More and more states are likely to buy the argument that the
only way to be secure in a unipolar world is to go down the
nuclear road "to pre-empt pre-emption", one analyst
said. "People look at the different ways that the 'Axis
of Evil' states Iraq and North Korea have been treated and they
draw their own conclusions."
"What other countries are going to sit around after dinner
saying, if Pakistan's got the bomb why haven't we?" said
Mr Plesch. On the list of those likely to be holding such conversations,
he said, are Egypt, Indonesia, Turkey and perhaps pre-eminently
Japan, North Korea's uneasy neighbour.
No long-term ill consequences threaten those that go down such
a route.

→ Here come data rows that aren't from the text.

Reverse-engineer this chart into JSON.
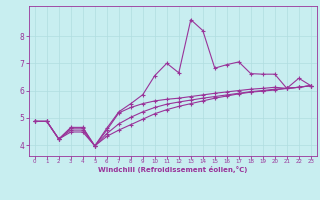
{
  "xlabel": "Windchill (Refroidissement éolien,°C)",
  "background_color": "#c8eef0",
  "line_color": "#993399",
  "grid_color": "#b0dde0",
  "xlim": [
    -0.5,
    23.5
  ],
  "ylim": [
    3.6,
    9.1
  ],
  "yticks": [
    4,
    5,
    6,
    7,
    8
  ],
  "xticks": [
    0,
    1,
    2,
    3,
    4,
    5,
    6,
    7,
    8,
    9,
    10,
    11,
    12,
    13,
    14,
    15,
    16,
    17,
    18,
    19,
    20,
    21,
    22,
    23
  ],
  "x_data": [
    0,
    1,
    2,
    3,
    4,
    5,
    6,
    7,
    8,
    9,
    10,
    11,
    12,
    13,
    14,
    15,
    16,
    17,
    18,
    19,
    20,
    21,
    22,
    23
  ],
  "line1_y": [
    4.87,
    4.87,
    4.22,
    4.65,
    4.65,
    3.97,
    4.62,
    5.22,
    5.52,
    5.85,
    6.55,
    7.0,
    6.65,
    8.6,
    8.2,
    6.82,
    6.95,
    7.05,
    6.62,
    6.6,
    6.6,
    6.08,
    6.45,
    6.18
  ],
  "line2_y": [
    4.87,
    4.87,
    4.22,
    4.62,
    4.62,
    3.97,
    4.55,
    5.18,
    5.38,
    5.52,
    5.62,
    5.68,
    5.72,
    5.78,
    5.84,
    5.9,
    5.95,
    6.0,
    6.05,
    6.08,
    6.12,
    6.08,
    6.12,
    6.18
  ],
  "line3_y": [
    4.87,
    4.87,
    4.22,
    4.55,
    4.55,
    3.97,
    4.42,
    4.78,
    5.02,
    5.22,
    5.38,
    5.5,
    5.58,
    5.65,
    5.72,
    5.78,
    5.84,
    5.9,
    5.96,
    6.0,
    6.05,
    6.08,
    6.12,
    6.18
  ],
  "line4_y": [
    4.87,
    4.87,
    4.22,
    4.48,
    4.48,
    3.97,
    4.32,
    4.55,
    4.75,
    4.95,
    5.15,
    5.3,
    5.42,
    5.52,
    5.62,
    5.72,
    5.8,
    5.88,
    5.94,
    5.98,
    6.02,
    6.08,
    6.12,
    6.18
  ]
}
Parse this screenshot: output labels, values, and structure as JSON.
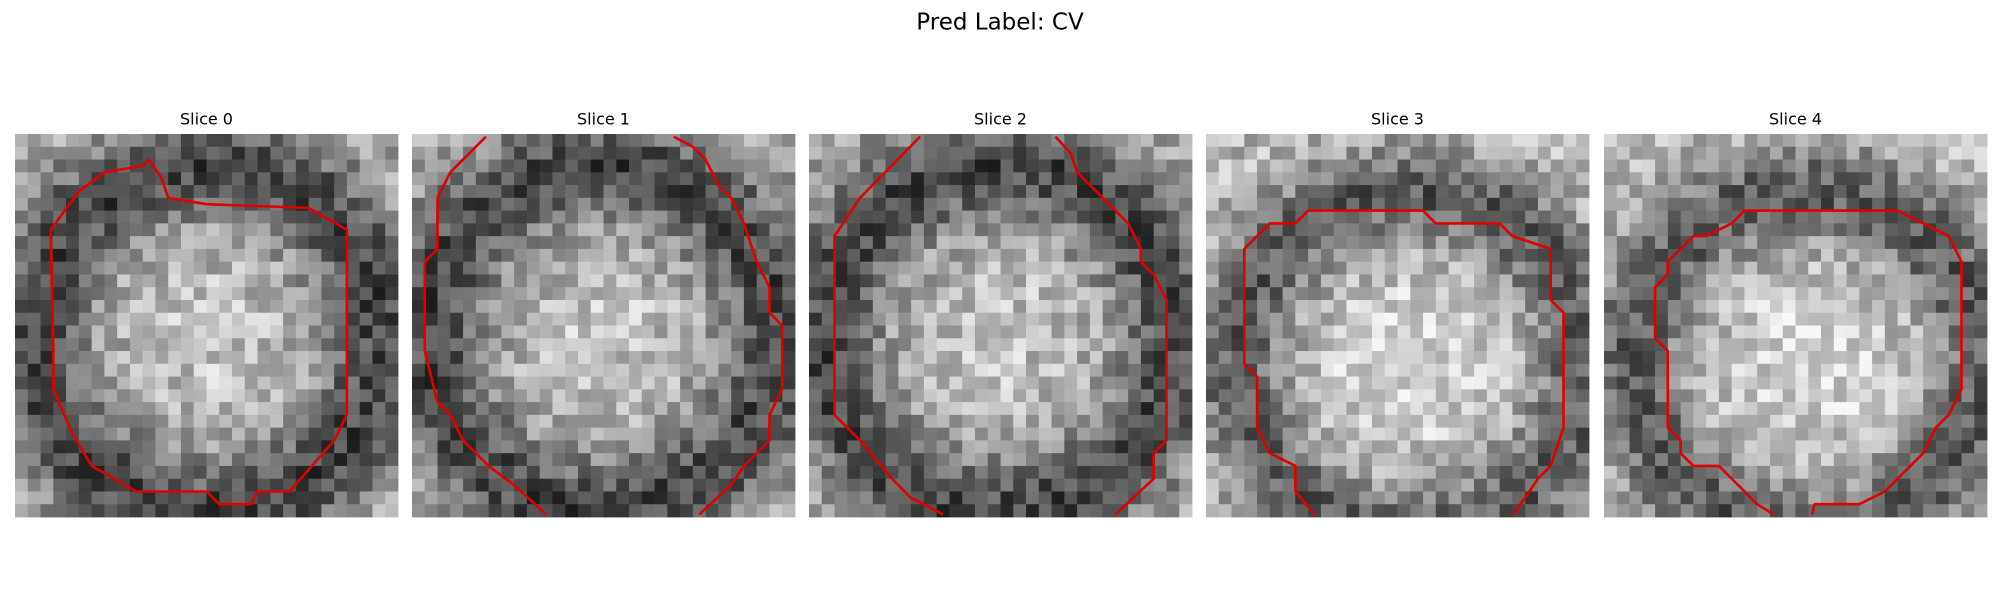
{
  "title": "Pred Label: CV",
  "panels": [
    {
      "title": "Slice 0"
    },
    {
      "title": "Slice 1"
    },
    {
      "title": "Slice 2"
    },
    {
      "title": "Slice 3"
    },
    {
      "title": "Slice 4"
    }
  ]
}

After India, then Pakistan, tested nuclear weapons
in 1998, sanctions were clamped and both countries widely condemned.
But all that changed after 11 September 2001, when the US needed
Pakistan's co-operation.
Last week, America's outgoing Ambassador to India, Robert Blackwill,
spoke of India as "a rising great power of the 21st century"
and of how the US and India "have made enormous strides"
in the past two years towards "forging concentrated strategic
collaboration". "Two years ago, there were economic
sanctions .... against India related to its 1998 nuclear tests,"
Blackwill said. "Today, those sanctions are long gone."
India congratulates itself that its stock in the world is higher
now than before it got the bomb.
"It's a double hit," said Mr Plesch. "A failure
to disarm the world at the end of the Cold War. And now proliferating
countries and the United States all deciding that they are not
interested in this or other treaties any more ... the whole
future of the treaty is up for grabs."